Worker Configuration

num_workers=0 for <100 volumes (avoids IPC overhead), num_workers=4-8 for >1000 volumes with pin_memory=True and persistent_workers=True. For S3, increase max_parallel_ops.

# Large dataset example
loader = create_training_dataloader(
    collections=[radi.T1w, radi.FLAIR],
    batch_size=16,
    num_workers=4,
    pin_memory=True,
    persistent_workers=True,
)

Context Handling: Threads vs Processes

RadiObject provides ctx_for_threads() and ctx_for_process() for correct context handling in parallel code:

Scenario Function Behavior
ThreadPoolExecutor ctx_for_threads(ctx) Returns same context (shared caching)
multiprocessing.Pool ctx_for_process() Creates isolated context
DataLoader (num_workers>0) ctx_for_process() Creates isolated context
from radiobject import get_tiledb_ctx
from radiobject.parallel import ctx_for_threads, ctx_for_process

# Threads: share context for caching
shared_ctx = get_tiledb_ctx()
def thread_worker(uri):
    vol = Volume(uri, ctx=ctx_for_threads(shared_ctx))
    return vol.to_numpy()

# Processes: isolated contexts (required)
def process_worker(uri):
    vol = Volume(uri, ctx=ctx_for_process())
    return vol.to_numpy()

ReadConfig Tuning

from radiobject import configure, ReadConfig, S3Config

# Local SSD
configure(read=ReadConfig(max_workers=4, concurrency=4, memory_budget_mb=1024))

# S3, high bandwidth
configure(
    read=ReadConfig(max_workers=8, concurrency=2),
    s3=S3Config(max_parallel_ops=32, multipart_part_size_mb=100),
)

Measuring Cache Performance

from radiobject import TileDBStats

with TileDBStats() as stats:
    for uri in volume_uris:
        vol = Volume(uri)
        _ = vol.to_numpy()

cache = stats.cache_stats()
print(f"Hit rate: {cache.hit_rate:.1%}")

s3 = stats.s3_stats()
print(f"Parallelization rate: {s3.parallelization_rate:.1%}")

Common Tuning Scenarios

Slow S3 full volume reads: Increase S3Config(max_parallel_ops=32).

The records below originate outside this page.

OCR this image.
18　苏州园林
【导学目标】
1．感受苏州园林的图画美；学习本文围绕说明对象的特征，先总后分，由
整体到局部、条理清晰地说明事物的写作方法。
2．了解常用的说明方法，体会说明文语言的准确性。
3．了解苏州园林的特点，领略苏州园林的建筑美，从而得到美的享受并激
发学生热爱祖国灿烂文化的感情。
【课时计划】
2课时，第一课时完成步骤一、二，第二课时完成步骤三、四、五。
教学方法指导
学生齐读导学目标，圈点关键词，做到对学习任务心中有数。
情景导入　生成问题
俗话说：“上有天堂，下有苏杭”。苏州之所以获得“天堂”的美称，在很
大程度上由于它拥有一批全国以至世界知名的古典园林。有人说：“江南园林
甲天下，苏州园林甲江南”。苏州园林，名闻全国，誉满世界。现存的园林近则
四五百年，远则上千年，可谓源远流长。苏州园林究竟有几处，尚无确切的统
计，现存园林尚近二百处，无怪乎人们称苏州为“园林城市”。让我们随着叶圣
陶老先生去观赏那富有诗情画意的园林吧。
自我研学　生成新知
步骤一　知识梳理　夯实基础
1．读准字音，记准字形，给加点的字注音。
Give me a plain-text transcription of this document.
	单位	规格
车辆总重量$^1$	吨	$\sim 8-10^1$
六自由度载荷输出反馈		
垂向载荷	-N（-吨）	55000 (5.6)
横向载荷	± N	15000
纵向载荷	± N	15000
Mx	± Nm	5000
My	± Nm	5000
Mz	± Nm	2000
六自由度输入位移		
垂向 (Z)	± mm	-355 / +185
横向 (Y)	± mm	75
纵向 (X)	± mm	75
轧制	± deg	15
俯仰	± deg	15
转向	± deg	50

OOM with many workers: Reduce ReadConfig(max_workers=2, memory_budget_mb=512).

Poor cache hit rate (<50%): Ensure threads share context via ctx_for_threads() rather than creating new contexts per call.

GIL contention for CPU-bound transforms: Use multiprocessing.Pool with ctx_for_process() instead of threads.

S3-backed training latency: Use patch-based training to reduce I/O (64^3 patch = 136x less data). For small datasets (<100 vols), use num_workers=0 to avoid IPC overhead.